Protesto registrado no documentário '#PrimaveradasMulheres', de Antonia Pellegrino e Isabel Nascimento e Silva
Protesto registrado no documentário '#PrimaveradasMulheres', de Antonia Pellegrino e Isabel Nascimento e Silva - Divulgação

Cada um tem lá seu check list mental para decidir se encontrou uma pessoa para dividir a vida e as tarefas domésticas. Foi sorte demais topar com alguém que se incumbiu dessa tarefa e, assim, me ajudou a não quebrar uma tradição, digamos, familiar. Minha mãe não vai ao supermercado. Minha avó não deve saber nem onde eles ficam. Por que teria eu que mudar um jogo que vem dando certo?

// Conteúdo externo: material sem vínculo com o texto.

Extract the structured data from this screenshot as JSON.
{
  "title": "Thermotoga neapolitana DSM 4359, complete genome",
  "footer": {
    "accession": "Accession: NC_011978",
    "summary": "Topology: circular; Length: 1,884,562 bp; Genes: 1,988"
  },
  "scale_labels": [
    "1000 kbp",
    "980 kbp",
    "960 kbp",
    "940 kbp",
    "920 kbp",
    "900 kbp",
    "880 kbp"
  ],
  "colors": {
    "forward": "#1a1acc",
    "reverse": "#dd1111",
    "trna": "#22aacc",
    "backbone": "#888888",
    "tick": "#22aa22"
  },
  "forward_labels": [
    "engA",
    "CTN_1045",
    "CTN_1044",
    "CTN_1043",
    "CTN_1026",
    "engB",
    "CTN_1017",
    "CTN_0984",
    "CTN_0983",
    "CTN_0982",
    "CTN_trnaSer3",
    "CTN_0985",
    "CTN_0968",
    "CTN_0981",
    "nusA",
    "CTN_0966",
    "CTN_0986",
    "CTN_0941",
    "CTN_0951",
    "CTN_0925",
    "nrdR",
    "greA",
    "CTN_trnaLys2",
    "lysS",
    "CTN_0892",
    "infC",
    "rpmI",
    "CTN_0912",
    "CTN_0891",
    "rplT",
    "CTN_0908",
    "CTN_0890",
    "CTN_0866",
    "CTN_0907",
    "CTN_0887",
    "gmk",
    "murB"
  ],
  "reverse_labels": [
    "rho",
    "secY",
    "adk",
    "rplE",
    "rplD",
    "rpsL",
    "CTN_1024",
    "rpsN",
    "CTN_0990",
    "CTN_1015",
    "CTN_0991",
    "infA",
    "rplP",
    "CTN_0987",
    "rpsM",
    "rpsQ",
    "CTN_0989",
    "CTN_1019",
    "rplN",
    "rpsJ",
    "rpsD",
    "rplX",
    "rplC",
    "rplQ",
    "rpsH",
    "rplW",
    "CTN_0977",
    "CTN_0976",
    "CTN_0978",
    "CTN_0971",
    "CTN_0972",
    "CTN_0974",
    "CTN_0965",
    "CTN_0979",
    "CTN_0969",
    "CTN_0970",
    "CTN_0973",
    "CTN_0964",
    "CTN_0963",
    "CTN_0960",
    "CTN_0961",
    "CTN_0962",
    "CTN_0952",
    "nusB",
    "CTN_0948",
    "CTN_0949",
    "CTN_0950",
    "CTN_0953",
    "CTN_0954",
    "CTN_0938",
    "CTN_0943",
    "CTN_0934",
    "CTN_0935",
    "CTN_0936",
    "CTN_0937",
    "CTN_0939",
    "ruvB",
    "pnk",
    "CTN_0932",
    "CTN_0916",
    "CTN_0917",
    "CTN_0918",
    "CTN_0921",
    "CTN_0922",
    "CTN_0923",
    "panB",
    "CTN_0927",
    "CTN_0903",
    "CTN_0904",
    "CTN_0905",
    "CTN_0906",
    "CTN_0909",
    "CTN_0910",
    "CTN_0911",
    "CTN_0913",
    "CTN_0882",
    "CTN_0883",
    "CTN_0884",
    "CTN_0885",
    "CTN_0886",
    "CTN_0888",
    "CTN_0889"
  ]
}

Meu avô livrou minha avó desse tormento por mimo. Meu pai acabou assumindo a tarefa porque minha progenitora gastava sempre o dobro com a mesma lista. Virou uma convenção. Mas porque não me encarrego da feira, do açougue e da padaria, minhas opiniões não prestam, segundo a leitora. 

A furadeira e a caixa de ferramentas têm o meu nome. Sou eu quem troca as lâmpadas quando queimam, desentupo a privada, penduro os quadros na parece, cuido da horta, dos lençóis para que estejam limpinhos, as toalhas fofinhas, as louças sem lascas, lavo a roupa e sei onde está cada cueca dessa casa. E nas horas vagas, tenho três empregos. Mas o importante é que eu vá ao supermercado. 

Sexta, numa dessas emergências da vida, coube a mim a aventura de explorar as gôndolas de lustra móveis e de desengordurante sem cloro, para que a faxineira fosse abastecida. Sim, conto com os serviços de uma auxiliar uma vez por semana. Agora, devo ficar encrencada de vez porque o mundo vai descobrir que não sou eu quem lava as privadas de casa. Pois bem, me encantei ao saber que tem amaciante “com tratamento intensivo detox para as roupas” e não hesitei em ceder aos apelos do marketing, achando que iria abafar com um produtinho tão descolado que custa muito mais caro porque me engana que eu gosto. 

Meu marido, que não acredita em suco, comida, pílula, nada com a promessa detox, só levantou a sobrancelha e disse que é melhor mesmo que eu continue a comprar apenas os vinhos e a dar opinião sobre tudo o que eu quiser. Estou proibida de ir ao supermercado. Que homem, Brasil.